Даже гордость не смогла удержать Мону от вопроса:
— С чего это вы решили принарядиться? Появился кавалер в Литтл-Коббле?
Сама тут же устыдилась, но было поздно — «шутливый» вопрос уже слетел с ее губ. Она просто не могла оставаться в неведении, если дело касалось Майкла.
Стелла поколебалась — и вдруг, к удивлению Моны, залилась ярким румянцем.
— Нет-нет! — пролепетала она, но любому было бы ясно, что это неправда. Помолчав несколько секунд, Стелла вдруг наклонилась к Моне. — Леди Карсдейл, — начала она, — вы так добры ко мне, что я хочу вам рассказать. Видите ли, я еще никому не признавалась, на самом деле мне и некому признаваться, но вы, наверное, уже догадались… Я… я люблю… одного человека.
— Что ж, надеюсь, это чувство взаимно?
Мона чувствовала, что голос ее холоден как лед.
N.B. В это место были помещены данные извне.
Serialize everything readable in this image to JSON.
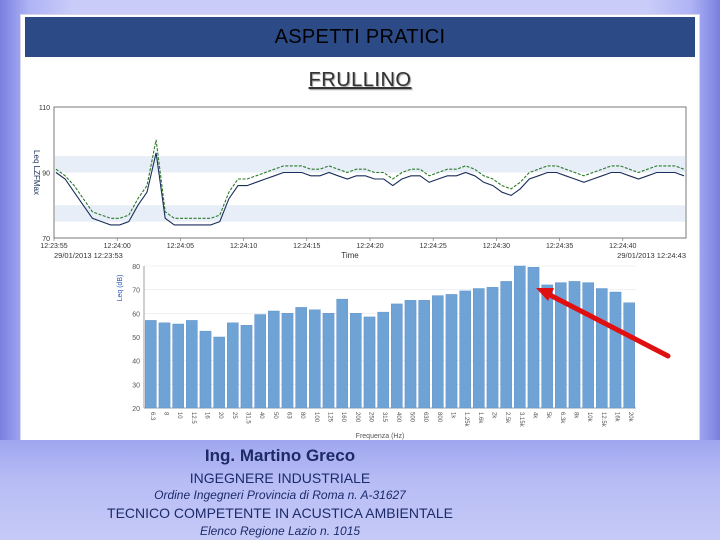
{
  "slide": {
    "title": "ASPETTI PRATICI",
    "subtitle": "FRULLINO"
  },
  "footer": {
    "name": "Ing. Martino Greco",
    "role": "INGEGNERE INDUSTRIALE",
    "order": "Ordine Ingegneri Provincia di Roma n. A-31627",
    "competence": "TECNICO COMPETENTE IN ACUSTICA AMBIENTALE",
    "registry": "Elenco Regione Lazio n. 1015"
  },
  "colors": {
    "title_bar": "#2b4a86",
    "trace_leq": "#1a2e5a",
    "trace_lmax": "#2a7a2a",
    "bar": "#6fa3d6",
    "arrow": "#e01010"
  },
  "chart_data": [
    {
      "type": "line",
      "ylabel": "Leq   LZFMax",
      "xlabel": "Time",
      "ylim": [
        70,
        110
      ],
      "y_ticks": [
        "110",
        "90",
        "70"
      ],
      "x_ticks": [
        "12:23:55",
        "12:24:00",
        "12:24:05",
        "12:24:10",
        "12:24:15",
        "12:24:20",
        "12:24:25",
        "12:24:30",
        "12:24:35",
        "12:24:40"
      ],
      "start_label": "29/01/2013 12:23:53",
      "end_label": "29/01/2013 12:24:43",
      "series": [
        {
          "values": [
            90,
            88,
            84,
            80,
            76,
            75,
            74,
            74,
            75,
            80,
            84,
            96,
            76,
            74,
            74,
            74,
            74,
            74,
            75,
            82,
            86,
            86,
            87,
            88,
            89,
            90,
            90,
            90,
            89,
            89,
            90,
            89,
            88,
            89,
            89,
            88,
            88,
            86,
            88,
            89,
            89,
            87,
            88,
            89,
            89,
            90,
            89,
            87,
            86,
            84,
            83,
            85,
            88,
            89,
            90,
            90,
            89,
            88,
            87,
            88,
            89,
            90,
            90,
            89,
            88,
            89,
            90,
            90,
            90,
            89
          ]
        },
        {
          "values": [
            91,
            89,
            86,
            82,
            78,
            77,
            76,
            76,
            77,
            82,
            86,
            100,
            78,
            76,
            76,
            76,
            76,
            76,
            77,
            84,
            88,
            88,
            89,
            90,
            91,
            92,
            92,
            92,
            91,
            91,
            92,
            91,
            90,
            91,
            91,
            90,
            90,
            88,
            90,
            91,
            91,
            89,
            90,
            91,
            91,
            92,
            91,
            89,
            88,
            86,
            85,
            87,
            90,
            91,
            92,
            92,
            91,
            90,
            89,
            90,
            91,
            92,
            92,
            91,
            90,
            91,
            92,
            92,
            92,
            91
          ]
        }
      ]
    },
    {
      "type": "bar",
      "ylabel": "Leq (dB)",
      "xlabel": "Frequenza (Hz)",
      "ylim": [
        20,
        80
      ],
      "y_ticks": [
        "80",
        "70",
        "60",
        "50",
        "40",
        "30",
        "20"
      ],
      "categories": [
        "6.3",
        "8",
        "10",
        "12.5",
        "16",
        "20",
        "25",
        "31.5",
        "40",
        "50",
        "63",
        "80",
        "100",
        "125",
        "160",
        "200",
        "250",
        "315",
        "400",
        "500",
        "630",
        "800",
        "1k",
        "1.25k",
        "1.6k",
        "2k",
        "2.5k",
        "3.15k",
        "4k",
        "5k",
        "6.3k",
        "8k",
        "10k",
        "12.5k",
        "16k",
        "20k"
      ],
      "values": [
        57,
        56,
        55.5,
        57,
        52.5,
        50,
        56,
        55,
        59.5,
        61,
        60,
        62.5,
        61.5,
        60,
        66,
        60,
        58.5,
        60.5,
        64,
        65.5,
        65.5,
        67.5,
        68,
        69.5,
        70.5,
        71,
        73.5,
        80,
        79.5,
        72,
        73,
        73.5,
        73,
        70.5,
        69,
        64.5
      ]
    }
  ]
}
Как будто все тепло ушло из ее тела.
— Нет, — ответила Стелла. — Он ничего не знает… даже не догадывается… должно быть, ему и в голову не приходит… но ведь, когда любишь, нельзя просто взять и перестать любить, правда?
Наивно и трогательно прозвучал этот вопрос молоденькой девушки, напуганной силой собственных чувств.
— Нет, конечно нет, — медленно ответила Мона. — Любовь — это то, что просто однажды случается с нами. С каждым из нас. Но надеюсь и желаю вам, чтобы конец у этой истории был счастливый.
— Я почти не смею об этом думать, но, может быть, когда-нибудь… Знаете, теперь у меня есть о чем мечтать, есть ради чего трудиться и… простите, может быть, это прозвучит слишком книжно… есть ради чего жить.
Лицо ее сияло восторгом. И снова Мона сказала то, чего совсем не хотела говорить, словно пересохшие губы ее двигались сами собой:
— Попробую угадать, кто это. Майор Меррил?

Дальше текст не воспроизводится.